Mbak Lastri menceritakan semua tentang Ibu mertuaku diluaran sana. Entah itu benar atau tidak aku juga tidak tahu. Terkadang tetangga juga suka mengadu domba agar terjadi permusuhan di antara menantu dan juga mertua. Karena bisa dijadikan bahan gunjingan sesama tetangga. Sudah menjadi hal yang biasa jika itu terjadi. Dari kejauhan aku melihat motor yang tak asing bagiku.
Aku segera pulang, setelah melihat Mas Wawan pulang dari kerja. Kalau bukan karena Mas Wawan, mungkin aku sudah angkat kaki dari rumah ini.
Dia memang kaku orangnya. Tidak membelaku dan juga membantu memberi nasehat kepada ibu. Awalnya aku gak tahu jalan pikirannya. Aku kecewa, selalu saja marah jika dia gak pernah ngebelain aku di depan ibunya.
Tapi ternyata dia lebih dewasa. Dia hanya tidak ingin ada kesalahpahaman antara aku, dia dan juga Ibu.
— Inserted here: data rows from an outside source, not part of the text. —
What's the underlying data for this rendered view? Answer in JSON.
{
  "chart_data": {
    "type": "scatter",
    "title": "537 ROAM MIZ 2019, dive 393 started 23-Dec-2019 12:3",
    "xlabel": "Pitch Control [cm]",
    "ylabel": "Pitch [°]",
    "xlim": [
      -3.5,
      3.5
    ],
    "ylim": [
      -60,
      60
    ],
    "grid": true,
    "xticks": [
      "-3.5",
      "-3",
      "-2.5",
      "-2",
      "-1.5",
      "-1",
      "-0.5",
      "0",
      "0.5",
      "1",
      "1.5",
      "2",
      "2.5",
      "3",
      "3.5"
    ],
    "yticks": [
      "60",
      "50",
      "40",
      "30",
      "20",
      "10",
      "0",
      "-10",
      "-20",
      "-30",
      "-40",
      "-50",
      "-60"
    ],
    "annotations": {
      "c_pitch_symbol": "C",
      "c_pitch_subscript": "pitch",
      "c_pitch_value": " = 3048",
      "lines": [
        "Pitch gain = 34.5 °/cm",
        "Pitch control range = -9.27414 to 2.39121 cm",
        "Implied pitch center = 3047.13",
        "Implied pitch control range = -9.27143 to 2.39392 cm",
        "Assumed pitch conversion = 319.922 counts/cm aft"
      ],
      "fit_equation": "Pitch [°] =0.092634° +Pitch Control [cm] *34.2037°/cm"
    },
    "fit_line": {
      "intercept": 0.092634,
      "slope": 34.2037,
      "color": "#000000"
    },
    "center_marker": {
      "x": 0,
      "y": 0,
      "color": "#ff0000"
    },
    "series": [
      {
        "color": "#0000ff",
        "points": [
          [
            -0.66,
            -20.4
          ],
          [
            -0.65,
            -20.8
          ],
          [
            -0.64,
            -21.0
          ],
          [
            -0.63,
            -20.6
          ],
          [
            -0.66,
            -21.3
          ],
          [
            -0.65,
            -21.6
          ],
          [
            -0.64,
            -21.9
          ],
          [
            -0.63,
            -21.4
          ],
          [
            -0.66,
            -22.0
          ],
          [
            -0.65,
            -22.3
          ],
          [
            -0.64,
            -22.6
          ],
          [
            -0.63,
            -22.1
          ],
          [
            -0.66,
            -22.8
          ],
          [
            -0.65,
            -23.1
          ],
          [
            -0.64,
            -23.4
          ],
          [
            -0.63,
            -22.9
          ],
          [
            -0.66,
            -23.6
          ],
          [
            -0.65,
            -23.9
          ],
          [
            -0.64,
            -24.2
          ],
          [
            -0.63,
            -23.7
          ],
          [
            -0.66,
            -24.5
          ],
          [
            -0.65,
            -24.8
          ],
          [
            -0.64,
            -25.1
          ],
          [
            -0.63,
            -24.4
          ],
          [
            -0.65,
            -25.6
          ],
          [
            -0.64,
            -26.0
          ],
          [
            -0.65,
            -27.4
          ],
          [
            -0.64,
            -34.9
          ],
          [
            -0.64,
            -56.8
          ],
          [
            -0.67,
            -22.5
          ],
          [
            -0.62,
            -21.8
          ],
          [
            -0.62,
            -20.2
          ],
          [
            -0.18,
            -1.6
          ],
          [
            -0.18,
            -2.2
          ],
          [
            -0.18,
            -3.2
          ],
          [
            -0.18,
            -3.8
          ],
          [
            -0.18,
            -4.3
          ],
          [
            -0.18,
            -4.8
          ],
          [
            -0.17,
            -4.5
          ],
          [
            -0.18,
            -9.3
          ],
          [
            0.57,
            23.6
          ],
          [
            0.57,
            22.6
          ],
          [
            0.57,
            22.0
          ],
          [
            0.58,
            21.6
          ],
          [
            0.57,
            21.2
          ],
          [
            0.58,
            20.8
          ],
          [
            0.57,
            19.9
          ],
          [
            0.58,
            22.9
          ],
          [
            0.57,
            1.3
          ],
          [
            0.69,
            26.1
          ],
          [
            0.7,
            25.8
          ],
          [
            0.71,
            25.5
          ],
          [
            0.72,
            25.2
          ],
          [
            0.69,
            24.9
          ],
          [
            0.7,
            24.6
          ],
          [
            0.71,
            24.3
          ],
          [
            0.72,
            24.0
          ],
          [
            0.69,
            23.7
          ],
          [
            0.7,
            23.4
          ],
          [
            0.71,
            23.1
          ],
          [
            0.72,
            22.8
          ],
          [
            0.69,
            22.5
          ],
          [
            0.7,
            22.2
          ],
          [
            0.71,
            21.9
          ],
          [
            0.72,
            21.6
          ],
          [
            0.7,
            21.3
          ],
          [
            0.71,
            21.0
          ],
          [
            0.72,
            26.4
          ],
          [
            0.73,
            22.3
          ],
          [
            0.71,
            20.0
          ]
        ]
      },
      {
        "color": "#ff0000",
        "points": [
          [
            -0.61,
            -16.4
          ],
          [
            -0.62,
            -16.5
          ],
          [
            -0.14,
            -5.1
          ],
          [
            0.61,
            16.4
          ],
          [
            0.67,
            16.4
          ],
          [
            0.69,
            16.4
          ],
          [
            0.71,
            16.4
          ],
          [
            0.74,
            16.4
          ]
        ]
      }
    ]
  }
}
Mungkin karena dia tipe pria yang tidak banyak bicara. Sehingga tak bisa memberi pengertian kepada ku dengan baik-baik. Maksud dia baik, tujuan dia juga benar tapi cara penyampaiannya yang kurang pintar.
Aku bisa memahami sedikit demi sedikit sekarang. Tapi tidak dengan tanggapan para tetangga. Mereka hanya berfikir kalau aku lah yang selama ini tidak benar. Dan selalu saja malas-malasan.
Aku berjalan tergopoh-gopoh setelah melihat Mas Wawan pulang bekerja.
"Wan, tu istrimu. Baru pulang main dari tetangga. Dia bakal pulang kalau kamu juga pulang kerja. Kalau kamu gak ada, dia gak pernah ada di rumah!" sungut Ibu mertuaku pada Mas Wawan, yang baru saja pulang kerja, yang belum sempat melepas sepatunya.
"Bu, aku itu gak main, aku ngajak Hawa ngadem. Dari tadi dia kepanasan, rewel." Aku memberanikan diri menjawab, karena sudah bosan disudutkan terus-menerus tanpa perlawanan.
Kalau tidak, dia akan bicara kemana-mana.
"Tu … dengar kan, sekarang dia mulai berani sama ibu. Itu akibat istrimu main terus ke tetangga. Ya seperti itu!" Ibu mertuaku semakin membuatku emosi.
Sambil berkacak pinggang dia menatapku dengan tajam dan penuh ketidaksukaan.
Mas Wawan meletakan sepatunya di rak bambu yang dibuat sendiri. Lalu berdiri kemudian menghampiriku.
Tangan Mas Wawan meraihku. Dia menggelengkan kepalanya. Mengisyaratkan bahwa aku tidak boleh, meladeni ibunya.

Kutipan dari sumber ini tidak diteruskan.